O caso encontra-se em segredo de justiça para terceiros, embora os visados e respectivos advogados já tenham tido acesso aos dados recolhidos pelo Departamento de Investigação e Acção Penal de Lisboa, dado já terem sido esgotados os prazos de prorrogação do sigilo judicial no que a estes interessados diz respeito.

Contactado pelo PÚBLICO, fonte do gabinete de comunicação do CHULC disse que não comenta matéria que se encontra sob segredo de justiça.

Porém, a mesma fonte explicou que o centro hospitalar possui um sistema biométrico, introduzido em Janeiro de 2019, sendo este o meio preferencial de registo de entradas e saídas nesta data e que o sistema esteve suspenso (neste e noutros centros hospitalares, conforme recomendou a Ordem dos Advogados), por efeito da pandemia, entre Março de 2020 e Novembro de 2021.

“Recorda-se que este centro hospitalar possui cerca de 8300 profissionais que circulam por seis unidades, tão distantes entre si como o Hospital de São José e o Hospital de Curry Cabral, circunstância que justifica a manutenção de um registo redundante por entrada na rede informática”, sublinha a fonte do gabinete de comunicação do CHULC.

Médicos contestam sistema biométrico

Na origem da manutenção dos dois sistemas em funcionamento está a forte oposição, especialmente dos médicos, à abolição do mais antigo, ao contrário do que já sucede noutros hospitais de Lisboa, em que apenas vigora o biométrico. Até ao fecho desta edição não foi possível saber se a Ordem dos Médicos já abriu algum procedimento disciplinar aos profissionais visados nesta investigação.

A contestação dos médicos ao sistema biométrico surgiu há décadas. Já em Setembro de 2007, o então ministro da Saúde, Correia de Campos, se viu a braços com a forte oposição dos médicos, apoiada inclusivamente pela própria Ordem, quando tentava introduzir este método de controlo de assiduidade nas unidades de saúde.

O então bastonário da Ordem dos Médicos, Pedro Nunes, criticou ferozmente a ideia do Governo, defendendo que o sistema automático de registo da assiduidade e pontualidade a aplicar em todas as unidades hospitalares iria diminuir a produtividade.

“Qualquer aluno de gestão do primeiro ano sabe que um controlo que provoca rigidez diminui a produtividade.
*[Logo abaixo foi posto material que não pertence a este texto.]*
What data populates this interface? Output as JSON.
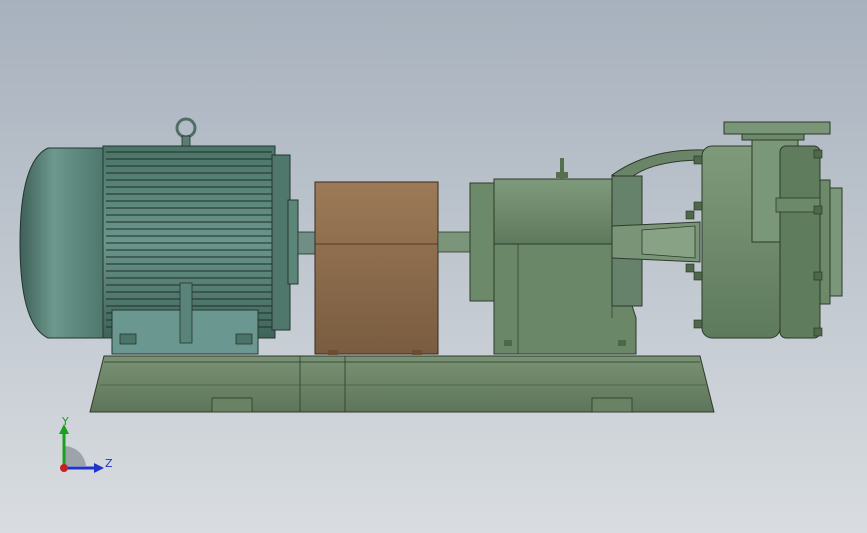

Temos a certeza de que o Ministério encontrou outra forma de poupar dinheiro que é diminuir o que os médicos fazem, ao tratar menos doentes. Só temos que dar os parabéns ao ministro por esta esperteza”, referiu o bastonário.
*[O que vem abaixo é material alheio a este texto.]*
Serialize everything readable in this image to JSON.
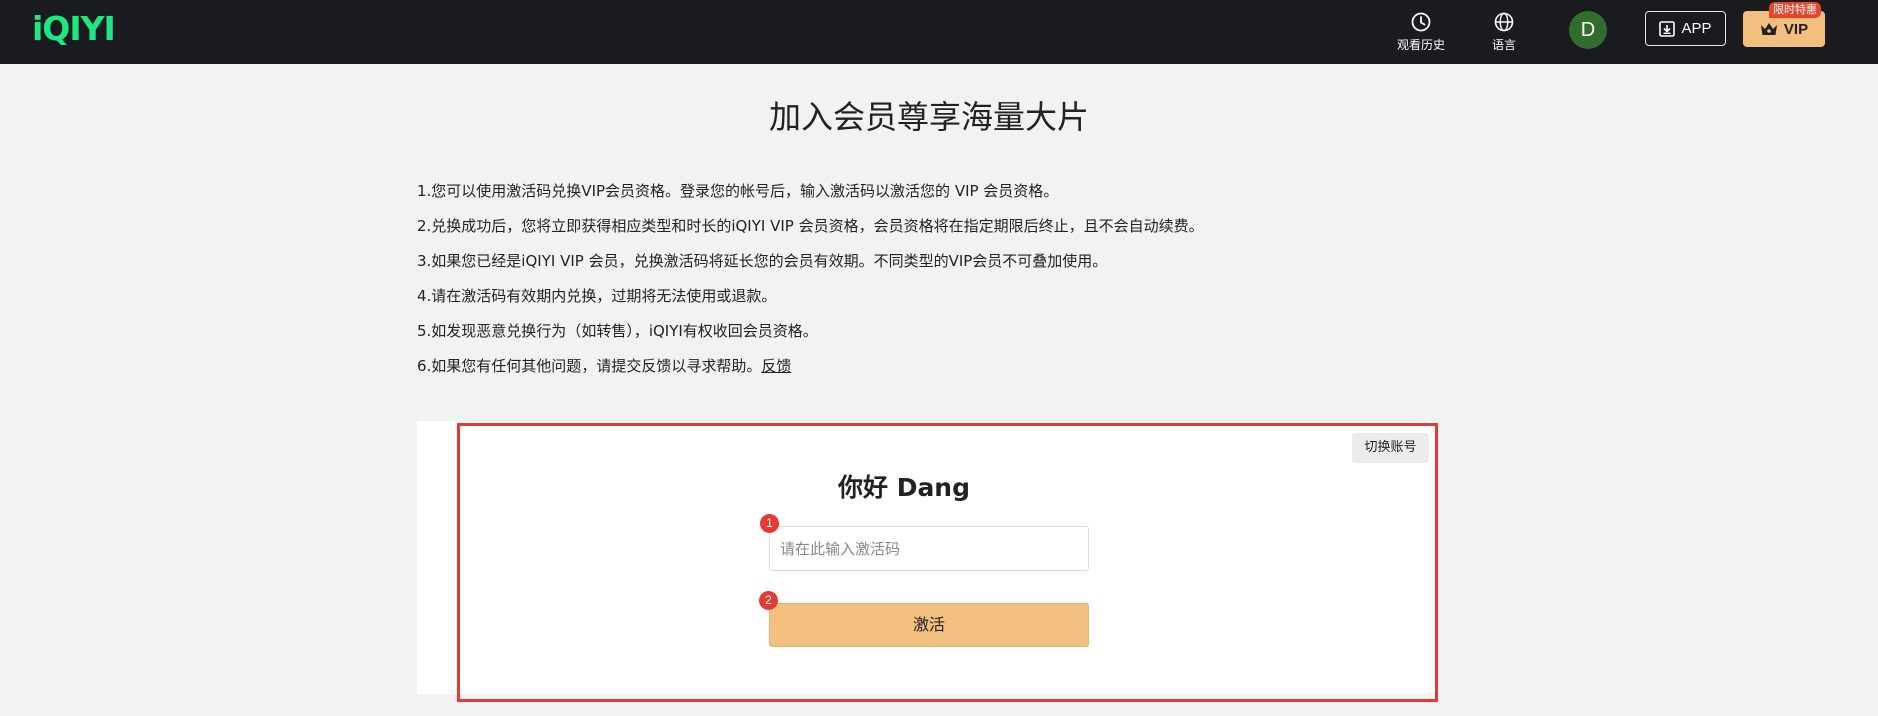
{
  "header": {
    "logo": "iQIYI",
    "history_label": "观看历史",
    "language_label": "语言",
    "avatar_letter": "D",
    "app_label": "APP",
    "vip_label": "VIP",
    "promo_badge": "限时特惠"
  },
  "main": {
    "title": "加入会员尊享海量大片",
    "rules": [
      "1.您可以使用激活码兑换VIP会员资格。登录您的帐号后，输入激活码以激活您的 VIP 会员资格。",
      "2.兑换成功后，您将立即获得相应类型和时长的iQIYI VIP 会员资格，会员资格将在指定期限后终止，且不会自动续费。",
      "3.如果您已经是iQIYI VIP 会员，兑换激活码将延长您的会员有效期。不同类型的VIP会员不可叠加使用。",
      "4.请在激活码有效期内兑换，过期将无法使用或退款。",
      "5.如发现恶意兑换行为（如转售），iQIYI有权收回会员资格。",
      "6.如果您有任何其他问题，请提交反馈以寻求帮助。"
    ],
    "feedback_link": "反馈"
  },
  "redeem": {
    "switch_account": "切换账号",
    "greeting": "你好 Dang",
    "input_placeholder": "请在此输入激活码",
    "input_value": "",
    "activate_label": "激活",
    "step1": "1",
    "step2": "2"
  },
  "colors": {
    "header_bg": "#1a1b1f",
    "brand_green": "#1ce783",
    "vip_gold": "#f2bf7f",
    "highlight_red": "#e53935",
    "avatar_green": "#2f6e2b"
  },
  "icons": {
    "history": "clock-icon",
    "language": "globe-icon",
    "app": "download-icon",
    "vip": "crown-icon"
  }
}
Mas não ficou sem resposta: “Não sei em que manual de economia se baseia esse fundamento”, ironizou Correia de Campos.

Em Julho de 2013, a Inspecção-geral das Actividades em Saúde (IGAS) descobriu que houve médicos a receber indevidamente remunerações extraordinárias por cirurgias que afinal realizaram durante o horário normal de trabalho.
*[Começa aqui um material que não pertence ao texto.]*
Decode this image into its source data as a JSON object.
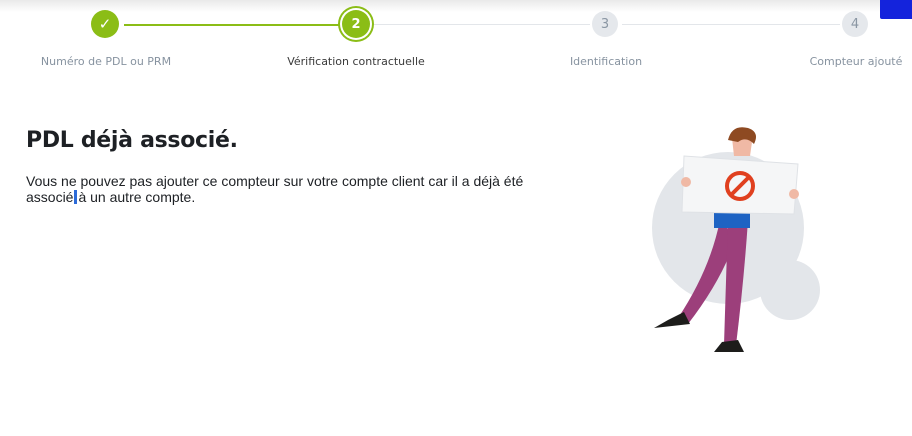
{
  "stepper": {
    "steps": [
      {
        "number": "",
        "label": "Numéro de PDL ou PRM",
        "state": "done",
        "icon": "check-icon"
      },
      {
        "number": "2",
        "label": "Vérification contractuelle",
        "state": "active"
      },
      {
        "number": "3",
        "label": "Identification",
        "state": "todo"
      },
      {
        "number": "4",
        "label": "Compteur ajouté",
        "state": "todo"
      }
    ]
  },
  "main": {
    "title": "PDL déjà associé.",
    "message_part1": "Vous ne pouvez pas ajouter ce compteur sur votre compte client car il a déjà été associé",
    "message_part2": "à un autre compte."
  },
  "colors": {
    "accent": "#8bbd16",
    "brand_blue": "#1423dc",
    "pending": "#e5e8ec",
    "forbidden_red": "#e0401f",
    "pants": "#9c3f7b",
    "shirt": "#1e63c3"
  },
  "illustration": {
    "icon": "no-entry-icon"
  }
}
Segundo o documento da IGAS, que teve como objectivo avaliar a “regularidade dos pagamentos das remunerações” em 19 hospitais e unidades locais de saúde – que em 2010 tiveram uma despesa de 80 milhões com os salários brutos de 573 médicos –, “a produção adicional quando realizada dentro do tempo normal de trabalho demonstra que a ‘actividade normal’ teria capacidade suficiente para dar satisfação às necessidades da procura”.

No que diz respeito à avaliação dos custos estimados resultantes das situações potencialmente irregulares, a IGAS detectou um valor superior a 1,3 milhões de euros, correspondente a seis médicos.

E, no fim do relatório, a IGAS concluiu que a falta de utilização do sistema de registo biométrico para controlo da assiduidade potenciou algumas destas irregularidades, que as unidades na altura já estariam a corrigir.

Chegados a 2022, passados quase 15 anos do despacho do então ministro da Saúde Correia de Campos, que determinava que todas as unidades hospitalares da região norte deviam implementar em Outubro de 2007, o controlo biométrico da assiduidade e pontualidade dos funcionários, e que até ao final desse ano ele devia estar a funcionar em todos o país, ainda há hospitais onde o sistema coexiste com o método antigo, como é o caso do CHULC.